M: Literature and the Writing Process, (11th
Squatting on a floe of eight-foot-thick sea ice at the north Pole, drifting on the 14,300-foot-deep Arctic Ocean hundreds of miles from land, with house everything in every direction south and the sun circling the horizon, you absolutely feel you are on a planet. Another momentous thing we hardly ever think about is the thing we think with : the brain. I think about mine now quite a bit, ever since a hot July day in 2011 when my eyes started telling me conflicting stories about the nature of the world as I huffed and strained to keep up with my far fitter son running. My left eye told me the world was paisley. The right eye insisted all was well. I called out; we returned home. I took a shower and some aspirin, wondering if I could be having a stroke. My son drove writers me to the hospital. It wasnt a stroke.

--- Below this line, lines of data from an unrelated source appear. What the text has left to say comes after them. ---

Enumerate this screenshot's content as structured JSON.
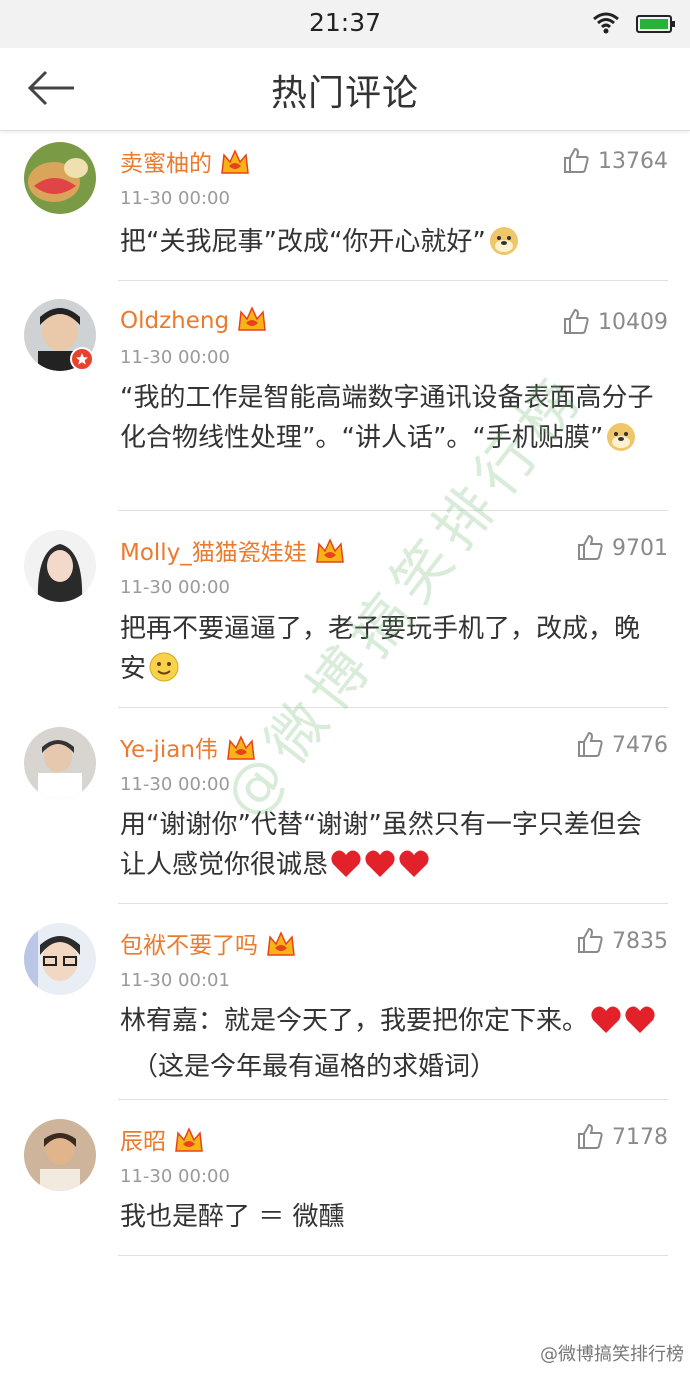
{
  "status": {
    "time": "21:37"
  },
  "header": {
    "title": "热门评论",
    "back_icon": "back-arrow-icon"
  },
  "comments": [
    {
      "user": "卖蜜柚的",
      "time": "11-30 00:00",
      "likes": "13764",
      "text": "把“关我屁事”改成“你开心就好”",
      "emoji": [
        "doge"
      ]
    },
    {
      "user": "Oldzheng",
      "time": "11-30 00:00",
      "likes": "10409",
      "text": "“我的工作是智能高端数字通讯设备表面高分子化合物线性处理”。“讲人话”。“手机贴膜”",
      "emoji": [
        "doge"
      ]
    },
    {
      "user": "Molly_猫猫瓷娃娃",
      "time": "11-30 00:00",
      "likes": "9701",
      "text": "把再不要逼逼了，老子要玩手机了，改成，晚安",
      "emoji": [
        "smile"
      ]
    },
    {
      "user": "Ye-jian伟",
      "time": "11-30 00:00",
      "likes": "7476",
      "text": "用“谢谢你”代替“谢谢”虽然只有一字只差但会让人感觉你很诚恳",
      "emoji": [
        "heart",
        "heart",
        "heart"
      ]
    },
    {
      "user": "包袱不要了吗",
      "time": "11-30 00:01",
      "likes": "7835",
      "text": "林宥嘉：就是今天了，我要把你定下来。",
      "text2": "（这是今年最有逼格的求婚词）",
      "emoji": [
        "heart",
        "heart"
      ]
    },
    {
      "user": "辰昭",
      "time": "11-30 00:00",
      "likes": "7178",
      "text": "我也是醉了 ＝ 微醺",
      "emoji": []
    }
  ],
  "watermark": "@微博搞笑排行榜",
  "footer_mark": "@微博搞笑排行榜",
  "colors": {
    "username": "#eb7a2c",
    "text": "#333333",
    "meta": "#9a9a9a"
  }
}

Those who know him — or just happen to glance down at the gap between his dress slacks and dress shoes — know that he has english a flair for fabulous socks. He is fit and enjoys keeping in shape. If our home could speak, it would add that Jason is uncannily handy. On the subject of food — man, can he cook. After a long day, there is no sweeter joy than seeing him walk in the door, plop a grocery bag down on the counter, and woo me with olives and some yummy cheese he has procured before he gets to work on the evenings meal. Decades of reporting on climate science and the climate policy debate have led me through a long evolution in my thinking, and I hope to a little practical wisdom. Some things just seem too momentous to keep in mind. One is the planet were living. Were on the third rock from the sun twenty-four hours a day, but ive only been to one place where that awareness is enforced by nature.
i knew I wanted to marry him. He knew a year later. I have never been on Tinder, bumble or eharmony, but Im going to create a general profile for Jason right here, based on my experience of coexisting in the same house with him for, like, 9,490 days. First, the basics: he is 5-foot-10, 160 pounds, with salt-and-pepper hair and hazel eyes. The following list of attributes is in no particular order because everything feels important to me in some way. He is a sharp dresser. Our young adult sons, justin and Miles, often borrow his clothes.
By clicking continue below and using our sites or applications, you agree that we and our third party advertisers can: transfer your personal data to the United States or other countries, and process your personal data to serve you with personalized ads, subject to your. Eu data subject Requests. He is an easy man to fall in love with. I did it in one day. Let me explain: my fathers best friend since summer camp, Uncle john, had known Jason and me separately our whole lives, but Jason and I had never met. I went to college out east and took my first job in California. When I moved back home to Chicago, john — who thought Jason and I were perfect for each other — set us up on a blind date.